Rahat bir şekilde ilerledim ve kendime bir sandalye çekerek oturdum."Kim miyim? Bunu az önce dile getirmemiş miydim?"
Elinde bir dosya tutan gözlüklü çocuk dosyayı endişeyle çantasına tıkmaya çalışırken neşeli bir sesle dosyayı işaret ettim.
"Aaa, bu dosyada yapacağınız suikastın ayrıntıları olmalı, ne hoş! Ben de tam olarak bunun hakkında konuşacaktım..."
Çocuk aniden buz kesti. Ortamdaki hava git gide değişirken ben neşeli halimden ödün vermiyordum. Dördü ne yapacakları konusunda birbirlerine bakarken uzun saçlı olan çocuk: " ne istiyorsun ," dedi ciddiyetini koruyarak. Ama her halükarda düştüğü bu durumun plana olacak etkisini hesaplamaya çalışıyordu.
Fazla dikkatsiz davrandılar...
Ellerimi birleştirerek yüzlerindeki korkuyu ciddiyetim ile körüklerken içindeki endişeyi ele vermeyen tek bir kişi vardı. Benimle konuşan uzun saçlı çocuk...Gözlerinin yeşilliği ve siyah saçları ona tehlikeli bir izlenim verirken bu beni hiç etkilemedi. Çünkü gereken korkuyu aşıladıktan sonra aslana bile boyun büktürebilirdiniz. Duruşundan ödün vermeyen tavırları daha önce bu gibi durumlarla karşılaştığı ve her halükarda tehlikeyi atlattığını gösteriyordu. Ancak olaydan sıyrılması ortadaki tehlikenin boyutuna bağlıydı.
Ve ben bu gibi durumlarda tedbirimi önceden almıştım.
Çocuk sakinliğini koruyarak gözlüklü çocuğa baktı. Aradaki bakışma sessiz bir konuşmayı temsil ediyordu. Saniyeler sonra bana döndü. O bana dönerken gözlüklü çocuk dosyanın ağzını bir kilitle kapatmıştı ki bu gözümden kaçmadı. Uzun saçlı, grubun lideri olduğunu tahmin ettiğim çocuk karşıma oturdu ve öbürlerine gitmelerini işaret etti.
"O kalacak," dedim gözlüklü çocuğu işaret ederek.

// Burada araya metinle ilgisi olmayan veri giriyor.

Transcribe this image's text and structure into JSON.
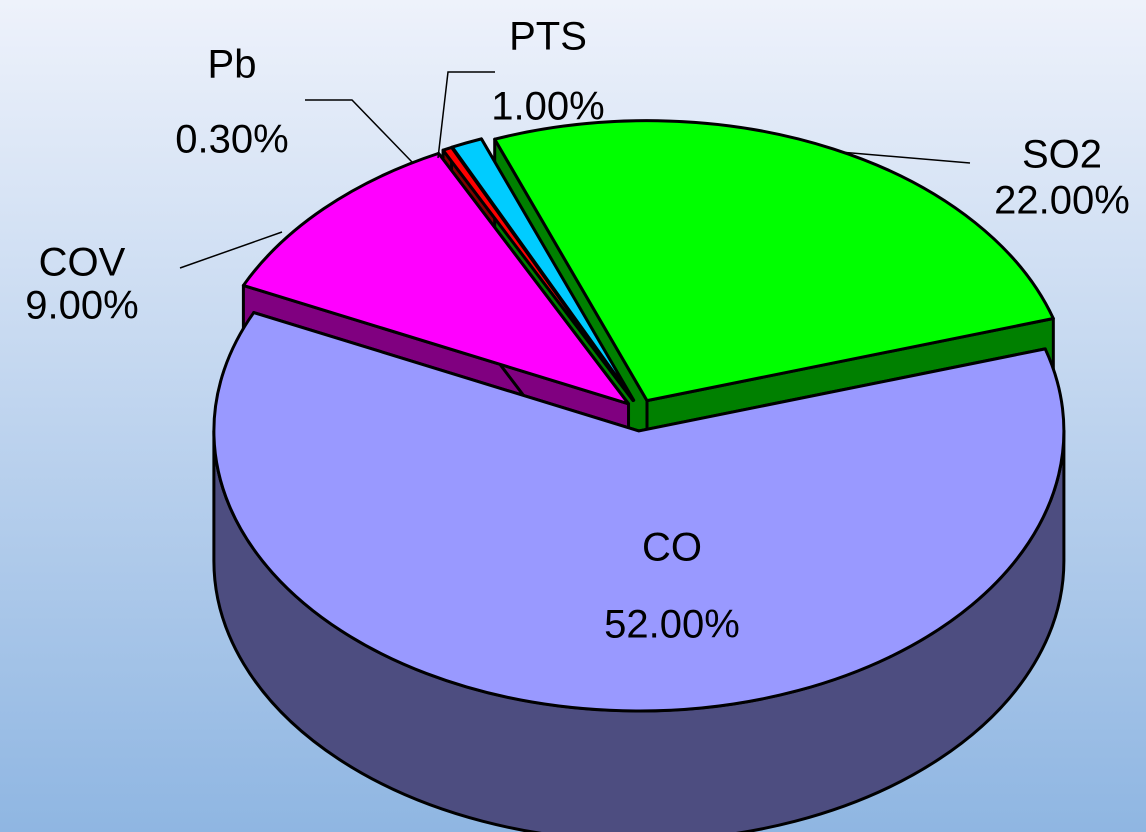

Diğerleri bir anda afallarken liderin dişlerini sıkarak kendini sakinleştirmeye çalıştığının bilincindeydim. Ancak sakin kalmak zorunda olduğunu ve şu anda benim ciddi bir tehlike arz ettiğimi biliyordu. Dört kişiye karşı bir kişi. Tek gelecek kadar cesaretli olamayacağımı düşünmüşlerdi. Ancak ben bu tehlikeyi göze almıştım bile. Ve arkamdan sayısını bilmedikleri kişilerin de bulunabileceğini hesaba katmışlardı.
Lider, gözlüklü çocuğa işaret verdi ve çocuk çantasını sıkıca tutarak benden en uzak köşeye sandalyesini çekti.
Diğer çocuklar gittiler. Tahmin ettiğim gibi fazla uzaklaşmayacaklardı."Ne istiyorsun," dedi lider. Gözlerindeki soğuk ifade beni korkutmadı. Çünkü ben zaten onlardan bin kat daha tehlikeli bir çeteyle iç içe savaşıyordum. Ve ondan daha soğuk, derin bir kuyuyu andıran gözlere sahip olan birini tanıyordum.
"Endişelenmenize gerek yok, isteğim çok basit," dedim kinayeyle.
"Bizi nasıl buldun? Kimden yardım aldın." Sesindeki sakinlik her ihtimale hazırlıklı olduğunu gösteriyordu. Muhtemelen diğerlerini de etrafı kolaçan etmeleri için göndermişti.
"Sizi bulmam çok basit oldu. Hiç bir sebep olmadan sınıf grubundan çıkmanız da şüphelerimi tetikledi," dedim ve telefonumdaki gruptan en son çıkanları gösterdim.
05*****4546 gruptan ayrıldı
05*****67 35 gruptan ayrıldı
05*****76 81 gruptan ayrıldı

ŞİMDİ OKUDUĞUN
TEHLİKELİ OYUNLAR
Fiksi UmumBeklenmeyen bir ölüm... Acımasız, koyu yeşil gözleriyle zeki bir katil... Bir anlaşma... Ve felaketler... Abisinin esrarengiz ölümünden sonra yaşadığı tüm o çevreden uzaklaşmak uğruna bir örgütle anlaşma yapan Esin, Kayra Tekingöz olmayı göze alarak...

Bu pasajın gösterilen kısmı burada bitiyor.